People turned in great numbers to the new psychological theories for guidance on all kinds of matters: how to raise children, how to preserve marriages, how to achieve success, even how to find meaning in life. People still attended church, but for many -- especially those in the so-called mainline churches -- a schism had taken place. Church still offered fellowship, moral guidance, and a sense of rootedness in tradition, but it was often no longer the source of psychological and emotional guidance it had been for centuries. People still participated in the sacraments, but for some, rituals such as confession lost much of their felt transformations in reconciliation and atonement. Frequently it seemed that psychology promised more hope for wholeness, health, efficiency, and happiness.

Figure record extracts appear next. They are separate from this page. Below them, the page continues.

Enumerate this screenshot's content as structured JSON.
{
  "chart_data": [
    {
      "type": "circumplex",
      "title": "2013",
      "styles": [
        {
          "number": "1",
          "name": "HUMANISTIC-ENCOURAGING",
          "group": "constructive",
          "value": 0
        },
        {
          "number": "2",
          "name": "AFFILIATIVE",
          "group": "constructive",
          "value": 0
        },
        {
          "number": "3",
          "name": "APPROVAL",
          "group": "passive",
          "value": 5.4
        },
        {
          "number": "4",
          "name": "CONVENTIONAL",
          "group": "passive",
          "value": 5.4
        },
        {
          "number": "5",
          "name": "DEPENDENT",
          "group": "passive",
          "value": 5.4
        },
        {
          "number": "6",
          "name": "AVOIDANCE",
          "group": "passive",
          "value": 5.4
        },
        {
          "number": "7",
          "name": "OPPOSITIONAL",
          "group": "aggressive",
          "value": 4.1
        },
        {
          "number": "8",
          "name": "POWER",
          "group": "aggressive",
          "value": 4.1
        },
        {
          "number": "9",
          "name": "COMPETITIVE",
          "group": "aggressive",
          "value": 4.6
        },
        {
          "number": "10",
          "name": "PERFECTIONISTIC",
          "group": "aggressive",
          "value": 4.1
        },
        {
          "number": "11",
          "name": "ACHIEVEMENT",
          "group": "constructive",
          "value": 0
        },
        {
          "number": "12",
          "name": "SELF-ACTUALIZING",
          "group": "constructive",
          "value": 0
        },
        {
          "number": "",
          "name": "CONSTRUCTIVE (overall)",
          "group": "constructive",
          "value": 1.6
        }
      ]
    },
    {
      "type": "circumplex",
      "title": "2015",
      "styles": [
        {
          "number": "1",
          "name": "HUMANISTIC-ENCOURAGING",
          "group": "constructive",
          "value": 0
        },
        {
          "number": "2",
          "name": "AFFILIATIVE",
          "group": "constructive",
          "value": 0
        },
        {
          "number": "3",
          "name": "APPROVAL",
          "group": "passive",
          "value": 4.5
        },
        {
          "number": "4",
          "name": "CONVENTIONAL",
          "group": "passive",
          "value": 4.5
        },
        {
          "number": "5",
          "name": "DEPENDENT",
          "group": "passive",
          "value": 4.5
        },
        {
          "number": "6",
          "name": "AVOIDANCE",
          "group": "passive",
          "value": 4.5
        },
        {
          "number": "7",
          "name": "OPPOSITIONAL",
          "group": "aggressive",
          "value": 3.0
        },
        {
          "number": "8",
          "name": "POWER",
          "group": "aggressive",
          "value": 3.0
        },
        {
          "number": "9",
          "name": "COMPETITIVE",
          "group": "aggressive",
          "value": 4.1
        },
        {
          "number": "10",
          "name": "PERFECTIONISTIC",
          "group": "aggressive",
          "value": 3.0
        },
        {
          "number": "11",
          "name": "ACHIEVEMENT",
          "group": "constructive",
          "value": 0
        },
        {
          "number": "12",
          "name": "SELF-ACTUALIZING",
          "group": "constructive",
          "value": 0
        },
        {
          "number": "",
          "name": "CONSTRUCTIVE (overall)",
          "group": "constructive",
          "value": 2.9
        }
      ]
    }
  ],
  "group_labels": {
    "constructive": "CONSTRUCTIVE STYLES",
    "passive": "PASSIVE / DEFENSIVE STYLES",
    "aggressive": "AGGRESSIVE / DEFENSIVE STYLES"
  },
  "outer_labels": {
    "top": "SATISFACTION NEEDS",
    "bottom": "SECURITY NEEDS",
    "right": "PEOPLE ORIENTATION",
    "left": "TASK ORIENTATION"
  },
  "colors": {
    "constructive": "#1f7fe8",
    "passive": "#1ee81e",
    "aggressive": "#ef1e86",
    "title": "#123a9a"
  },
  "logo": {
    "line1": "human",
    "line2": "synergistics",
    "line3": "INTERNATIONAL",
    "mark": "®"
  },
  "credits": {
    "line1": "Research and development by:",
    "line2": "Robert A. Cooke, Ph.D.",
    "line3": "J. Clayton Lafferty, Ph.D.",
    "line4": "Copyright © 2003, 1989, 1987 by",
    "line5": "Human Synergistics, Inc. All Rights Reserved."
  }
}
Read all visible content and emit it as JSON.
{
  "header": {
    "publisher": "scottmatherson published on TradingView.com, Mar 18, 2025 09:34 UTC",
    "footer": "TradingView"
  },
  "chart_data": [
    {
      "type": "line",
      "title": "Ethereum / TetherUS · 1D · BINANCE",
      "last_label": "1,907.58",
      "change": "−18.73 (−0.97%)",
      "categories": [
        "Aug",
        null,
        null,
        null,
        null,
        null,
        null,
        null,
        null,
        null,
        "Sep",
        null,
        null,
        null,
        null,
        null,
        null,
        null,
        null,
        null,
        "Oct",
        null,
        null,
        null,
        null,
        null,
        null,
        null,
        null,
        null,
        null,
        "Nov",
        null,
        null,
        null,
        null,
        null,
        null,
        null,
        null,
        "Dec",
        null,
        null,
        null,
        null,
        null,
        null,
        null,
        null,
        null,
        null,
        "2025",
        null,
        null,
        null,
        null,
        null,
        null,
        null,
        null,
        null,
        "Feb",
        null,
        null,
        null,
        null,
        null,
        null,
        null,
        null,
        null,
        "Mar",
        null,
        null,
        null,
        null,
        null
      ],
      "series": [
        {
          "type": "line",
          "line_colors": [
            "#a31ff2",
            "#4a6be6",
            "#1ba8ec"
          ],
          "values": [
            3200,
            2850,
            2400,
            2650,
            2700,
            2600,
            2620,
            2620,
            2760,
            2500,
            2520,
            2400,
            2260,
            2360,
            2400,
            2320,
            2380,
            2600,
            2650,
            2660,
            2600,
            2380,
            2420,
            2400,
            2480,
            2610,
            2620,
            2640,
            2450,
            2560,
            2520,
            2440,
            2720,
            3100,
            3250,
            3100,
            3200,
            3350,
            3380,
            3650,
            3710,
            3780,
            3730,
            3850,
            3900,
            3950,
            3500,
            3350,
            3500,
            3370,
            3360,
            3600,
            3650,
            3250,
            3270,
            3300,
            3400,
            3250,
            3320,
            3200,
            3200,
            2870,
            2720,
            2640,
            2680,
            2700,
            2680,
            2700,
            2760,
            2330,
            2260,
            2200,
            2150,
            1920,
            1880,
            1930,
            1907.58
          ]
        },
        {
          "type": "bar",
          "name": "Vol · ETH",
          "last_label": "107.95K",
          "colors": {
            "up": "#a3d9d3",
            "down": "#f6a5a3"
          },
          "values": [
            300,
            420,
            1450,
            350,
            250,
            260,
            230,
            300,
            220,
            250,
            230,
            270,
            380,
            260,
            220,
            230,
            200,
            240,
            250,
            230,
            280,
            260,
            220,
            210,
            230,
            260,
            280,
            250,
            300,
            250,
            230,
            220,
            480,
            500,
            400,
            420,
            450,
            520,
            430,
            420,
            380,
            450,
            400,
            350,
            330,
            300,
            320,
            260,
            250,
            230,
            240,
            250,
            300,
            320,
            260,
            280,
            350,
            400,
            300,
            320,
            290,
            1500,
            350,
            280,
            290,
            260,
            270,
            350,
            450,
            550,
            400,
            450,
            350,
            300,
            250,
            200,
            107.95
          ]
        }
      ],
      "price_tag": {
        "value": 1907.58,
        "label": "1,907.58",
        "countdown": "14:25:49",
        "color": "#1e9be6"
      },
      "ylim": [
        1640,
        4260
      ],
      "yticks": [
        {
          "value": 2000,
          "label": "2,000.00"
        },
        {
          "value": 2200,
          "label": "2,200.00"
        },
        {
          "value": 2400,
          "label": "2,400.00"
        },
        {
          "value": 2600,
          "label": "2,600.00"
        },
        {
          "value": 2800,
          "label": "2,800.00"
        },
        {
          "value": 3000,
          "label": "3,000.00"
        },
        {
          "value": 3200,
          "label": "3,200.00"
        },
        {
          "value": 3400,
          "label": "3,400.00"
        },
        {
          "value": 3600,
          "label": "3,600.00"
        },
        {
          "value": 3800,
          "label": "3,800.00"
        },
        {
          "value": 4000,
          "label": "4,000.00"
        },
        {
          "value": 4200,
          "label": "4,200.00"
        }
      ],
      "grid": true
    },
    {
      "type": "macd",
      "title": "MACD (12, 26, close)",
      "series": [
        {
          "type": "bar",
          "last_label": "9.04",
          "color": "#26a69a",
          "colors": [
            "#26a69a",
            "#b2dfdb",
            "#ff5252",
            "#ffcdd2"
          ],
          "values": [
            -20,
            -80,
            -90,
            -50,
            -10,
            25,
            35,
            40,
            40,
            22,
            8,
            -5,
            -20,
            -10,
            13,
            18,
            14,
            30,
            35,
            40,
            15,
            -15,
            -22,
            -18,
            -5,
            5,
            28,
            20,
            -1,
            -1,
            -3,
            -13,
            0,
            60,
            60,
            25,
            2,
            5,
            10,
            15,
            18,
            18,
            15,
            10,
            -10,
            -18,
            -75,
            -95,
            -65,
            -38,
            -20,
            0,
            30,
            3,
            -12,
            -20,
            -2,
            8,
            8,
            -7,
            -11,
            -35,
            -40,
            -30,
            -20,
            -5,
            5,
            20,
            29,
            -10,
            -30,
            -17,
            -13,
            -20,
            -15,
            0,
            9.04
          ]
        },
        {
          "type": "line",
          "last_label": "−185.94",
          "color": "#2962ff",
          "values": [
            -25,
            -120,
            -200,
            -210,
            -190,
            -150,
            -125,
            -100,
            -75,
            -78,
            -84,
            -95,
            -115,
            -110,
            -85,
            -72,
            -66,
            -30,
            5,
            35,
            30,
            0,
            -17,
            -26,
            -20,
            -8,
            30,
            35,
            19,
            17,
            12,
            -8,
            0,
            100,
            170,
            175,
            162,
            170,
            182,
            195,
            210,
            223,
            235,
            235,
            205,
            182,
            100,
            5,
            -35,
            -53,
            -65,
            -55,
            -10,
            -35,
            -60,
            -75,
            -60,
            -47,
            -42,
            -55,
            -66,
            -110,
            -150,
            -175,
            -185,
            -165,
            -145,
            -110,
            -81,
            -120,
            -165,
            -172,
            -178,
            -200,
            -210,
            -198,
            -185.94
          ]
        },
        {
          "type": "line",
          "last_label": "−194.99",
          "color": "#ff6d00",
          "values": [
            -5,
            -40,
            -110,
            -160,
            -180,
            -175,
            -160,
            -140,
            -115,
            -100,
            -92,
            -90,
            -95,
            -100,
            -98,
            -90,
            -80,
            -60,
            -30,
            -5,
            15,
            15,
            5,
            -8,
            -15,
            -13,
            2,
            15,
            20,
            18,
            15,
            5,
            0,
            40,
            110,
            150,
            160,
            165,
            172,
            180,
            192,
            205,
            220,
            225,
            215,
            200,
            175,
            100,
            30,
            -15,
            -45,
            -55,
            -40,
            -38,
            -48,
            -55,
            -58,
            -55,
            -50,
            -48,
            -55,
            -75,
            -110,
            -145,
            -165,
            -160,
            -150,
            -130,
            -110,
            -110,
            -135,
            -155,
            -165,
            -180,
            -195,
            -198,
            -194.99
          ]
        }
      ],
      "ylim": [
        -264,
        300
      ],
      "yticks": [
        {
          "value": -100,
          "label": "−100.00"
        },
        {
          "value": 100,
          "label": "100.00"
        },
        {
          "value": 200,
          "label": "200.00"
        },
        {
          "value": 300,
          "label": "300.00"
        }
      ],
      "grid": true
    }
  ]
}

In an attempt to keep up with the times, droves of clergy took psychological training. Many left parish churches to set up private practice in pastoral counseling or to teach others in clinical pastoral education. In such settings, the clergy were in a position of offering individual in-depth guidance to people, but in most cases this guidance became increasingly psychological and less and less spiritual. It is interesting to note that this movement towards counseling was almost entirely a Protestant venture. Relatively few Roman Catholic or Orthodox clergy entered these fields. I have often suspected that one of the reasons was that some traditions of formal spiritual guidance had been preserved in Catholicism and in the Eastern Church, while Protestants had little or none. For many Protestants, counseling offered the only available possibility for individual depth-helping. It must be acknowledged, however, that only a very small minority of Roman Catholics actually partook of individual spiritual direction, and much of that guidance was itself becoming increasingly psychological in nature or being limited to institutional models of dealing with sin and its remedies.